Es sei denn, Sie wollen sich ein Beispiel an der Regierung von Mexiko nehmen. Als man vor einigen Jahren dort feststellte, dass die Autobahnen mit ihren zwei Spuren den vielen Verkehr nicht mehr bewältigen konnten, sollten sie um eine Fahrspur verbreitert werden. Nun kostet das nicht nur in Deutschland viel Zeit und vor allem Geld – beides hatte Mexiko nicht. So kam man auf die Idee, durch drei statt bisher zwei Spuren die Kapazität der Autobahnen schlagartig zu erweitern – um sage und schreibe 50 Prozent! Dumm nur: Die Autos, die darauf fuhren, waren immer noch so breit wie vorher – viele Unfälle waren die Folge. Nach wenigen Monaten wurde die Maßnahme rückgängig gemacht, es gab wieder zwei Spuren pro Fahrbahn.

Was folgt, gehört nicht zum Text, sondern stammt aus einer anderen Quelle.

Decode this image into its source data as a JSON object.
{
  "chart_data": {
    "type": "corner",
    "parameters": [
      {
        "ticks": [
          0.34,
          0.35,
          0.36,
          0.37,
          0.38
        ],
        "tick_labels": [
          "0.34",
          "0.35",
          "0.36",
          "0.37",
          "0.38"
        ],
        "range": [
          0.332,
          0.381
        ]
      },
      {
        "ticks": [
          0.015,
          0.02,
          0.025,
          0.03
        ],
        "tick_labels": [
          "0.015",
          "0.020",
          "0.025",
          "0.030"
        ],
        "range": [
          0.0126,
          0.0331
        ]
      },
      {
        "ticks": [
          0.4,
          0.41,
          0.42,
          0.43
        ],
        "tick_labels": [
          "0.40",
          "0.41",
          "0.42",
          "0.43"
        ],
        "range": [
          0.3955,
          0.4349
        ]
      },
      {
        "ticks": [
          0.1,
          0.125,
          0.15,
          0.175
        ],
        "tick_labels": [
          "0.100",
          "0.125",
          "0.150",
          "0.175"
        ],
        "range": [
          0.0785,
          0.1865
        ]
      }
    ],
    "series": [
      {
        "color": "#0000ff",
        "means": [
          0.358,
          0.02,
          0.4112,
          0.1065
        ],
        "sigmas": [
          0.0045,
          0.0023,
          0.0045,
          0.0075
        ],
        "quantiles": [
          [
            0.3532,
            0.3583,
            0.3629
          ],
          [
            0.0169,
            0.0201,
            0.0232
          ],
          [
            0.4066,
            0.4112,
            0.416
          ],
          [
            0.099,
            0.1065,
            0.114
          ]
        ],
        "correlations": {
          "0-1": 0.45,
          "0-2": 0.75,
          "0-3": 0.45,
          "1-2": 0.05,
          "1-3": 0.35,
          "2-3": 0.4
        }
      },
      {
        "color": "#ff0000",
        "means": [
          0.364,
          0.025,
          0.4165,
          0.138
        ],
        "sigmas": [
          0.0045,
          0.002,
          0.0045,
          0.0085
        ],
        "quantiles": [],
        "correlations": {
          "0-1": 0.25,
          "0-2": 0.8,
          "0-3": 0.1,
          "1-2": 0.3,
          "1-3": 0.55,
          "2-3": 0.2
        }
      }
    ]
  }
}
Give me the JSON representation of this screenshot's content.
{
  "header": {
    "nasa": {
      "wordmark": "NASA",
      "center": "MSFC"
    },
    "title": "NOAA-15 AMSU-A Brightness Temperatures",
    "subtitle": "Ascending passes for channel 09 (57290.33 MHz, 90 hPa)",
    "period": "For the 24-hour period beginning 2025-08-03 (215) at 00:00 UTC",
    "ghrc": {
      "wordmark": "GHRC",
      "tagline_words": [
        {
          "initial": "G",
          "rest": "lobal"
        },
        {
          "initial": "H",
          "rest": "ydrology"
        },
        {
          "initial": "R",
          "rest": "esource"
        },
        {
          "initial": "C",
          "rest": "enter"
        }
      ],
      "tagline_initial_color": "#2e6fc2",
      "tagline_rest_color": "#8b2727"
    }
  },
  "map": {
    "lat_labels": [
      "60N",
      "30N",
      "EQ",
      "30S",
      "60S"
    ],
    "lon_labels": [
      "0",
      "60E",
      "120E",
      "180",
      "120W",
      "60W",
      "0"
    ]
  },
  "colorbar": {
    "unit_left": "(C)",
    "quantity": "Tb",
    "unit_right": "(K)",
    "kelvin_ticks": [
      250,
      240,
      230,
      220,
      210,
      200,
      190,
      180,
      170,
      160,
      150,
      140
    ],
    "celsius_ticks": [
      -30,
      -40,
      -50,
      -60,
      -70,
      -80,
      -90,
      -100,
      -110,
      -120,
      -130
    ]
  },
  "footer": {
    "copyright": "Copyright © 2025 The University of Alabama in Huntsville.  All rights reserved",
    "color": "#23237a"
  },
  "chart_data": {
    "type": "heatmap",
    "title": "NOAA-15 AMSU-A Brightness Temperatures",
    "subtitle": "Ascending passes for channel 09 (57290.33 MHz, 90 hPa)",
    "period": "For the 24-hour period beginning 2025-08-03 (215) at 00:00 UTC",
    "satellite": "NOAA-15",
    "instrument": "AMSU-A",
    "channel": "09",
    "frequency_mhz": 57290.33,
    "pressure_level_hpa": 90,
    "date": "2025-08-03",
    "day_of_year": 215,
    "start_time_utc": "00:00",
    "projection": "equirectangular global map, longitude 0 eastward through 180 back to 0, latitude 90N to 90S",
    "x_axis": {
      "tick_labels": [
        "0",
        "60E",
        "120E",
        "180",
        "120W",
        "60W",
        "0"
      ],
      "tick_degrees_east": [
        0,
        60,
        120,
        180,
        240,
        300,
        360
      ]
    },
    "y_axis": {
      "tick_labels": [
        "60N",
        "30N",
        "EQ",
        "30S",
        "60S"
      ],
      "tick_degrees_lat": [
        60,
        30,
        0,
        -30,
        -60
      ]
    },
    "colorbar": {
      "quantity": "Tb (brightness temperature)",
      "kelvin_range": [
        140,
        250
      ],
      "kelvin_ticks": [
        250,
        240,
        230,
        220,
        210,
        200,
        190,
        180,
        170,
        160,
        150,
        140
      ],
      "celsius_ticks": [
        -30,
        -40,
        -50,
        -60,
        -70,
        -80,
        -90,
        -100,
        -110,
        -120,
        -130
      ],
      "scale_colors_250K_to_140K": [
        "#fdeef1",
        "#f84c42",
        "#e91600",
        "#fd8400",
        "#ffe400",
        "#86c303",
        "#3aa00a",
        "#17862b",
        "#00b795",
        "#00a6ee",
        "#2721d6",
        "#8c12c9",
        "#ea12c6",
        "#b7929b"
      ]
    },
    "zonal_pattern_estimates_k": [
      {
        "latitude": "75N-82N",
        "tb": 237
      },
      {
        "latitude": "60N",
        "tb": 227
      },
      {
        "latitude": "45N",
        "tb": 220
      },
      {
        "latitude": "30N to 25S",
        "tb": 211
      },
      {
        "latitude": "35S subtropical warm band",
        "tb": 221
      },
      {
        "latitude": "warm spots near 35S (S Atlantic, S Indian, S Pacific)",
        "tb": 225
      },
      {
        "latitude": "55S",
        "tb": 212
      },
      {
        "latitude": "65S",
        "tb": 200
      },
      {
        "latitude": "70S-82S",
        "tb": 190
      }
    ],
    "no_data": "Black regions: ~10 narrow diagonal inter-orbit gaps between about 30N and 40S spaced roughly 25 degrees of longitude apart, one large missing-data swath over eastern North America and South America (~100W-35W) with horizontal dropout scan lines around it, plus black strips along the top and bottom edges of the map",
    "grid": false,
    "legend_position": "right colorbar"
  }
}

Doch nun war ein potemkinsches Dorf aus Zahlen errichtet, die den Erfolg und die Sinnhaftigkeit des Manövers belegen sollten. Der Ausbau hatte ja bereits 50 Prozent gebracht, doch wegen der Unfälle fiel die dritte Spur wieder weg – ein Minus von 33 Prozent. Verkündet wurde, worauf niemand sonst gekommen wäre: ein Kapazitätszuwachs von 17 Prozent – und das ohne nennenswerten Aufwand. Es rechnete auch niemand nach, bis auf einen Journalisten des britischen Economist.
Das funktioniert auch sehr gut im Kleinen, etwa in einer Kantine. In einem Fall einer besonders lausigen Betriebsküche eines großen Hauses in Berlin kam der Pächter auf die an sich gute Idee, seine Gäste zu befragen. Das Ergebnis war vernichtend. Die wesentlichen Zahlen gab er, leicht zusammengefasst, mit einem Aushang bekannt: „Über 90 Prozent unserer Gäste sind mit den Leistungen der Kantine sehr gut oder gut zufrieden oder essen woanders.“ Inzwischen ist die Kantine unter neuer Leitung, und die tut das einzig Richtige – sie kocht besser.
„Zahlen, Daten, Fakten – mehr braucht man nicht!“
Zahlen sind oft abhängig von der Messmethode – andere Methoden, andere Ergebnisse.
Viele Aussagen beruhen auf mathematischen Modellen, die die Zukunft beschreiben – ändern sich einzelne Parameter nur geringfügig, komme ich zu vollkommen anderen Ergebnissen.
Zahlen sind für die meisten Menschen nur schwer vorstellbar.
Wenn es um Häufigkeit und Wahrscheinlichkeit geht, verschätzen wir uns systematisch.
Unsere Einschätzung von Chancen und Risiken wird von der subjektiven Wahrnehmung stärker beeinflusst als von der Realität.
Deshalb prüfen Sie konsequent:
Welche Daten liegen zugrunde?
Wie wurden die Daten erhoben?
Sind die Ergebnisse repräsentativ und auf den konkreten Fall anwendbar?
Sind die Ergebnisse in Tests überprüft worden?
Wer ist der Auftraggeber und was sind seine Absichten?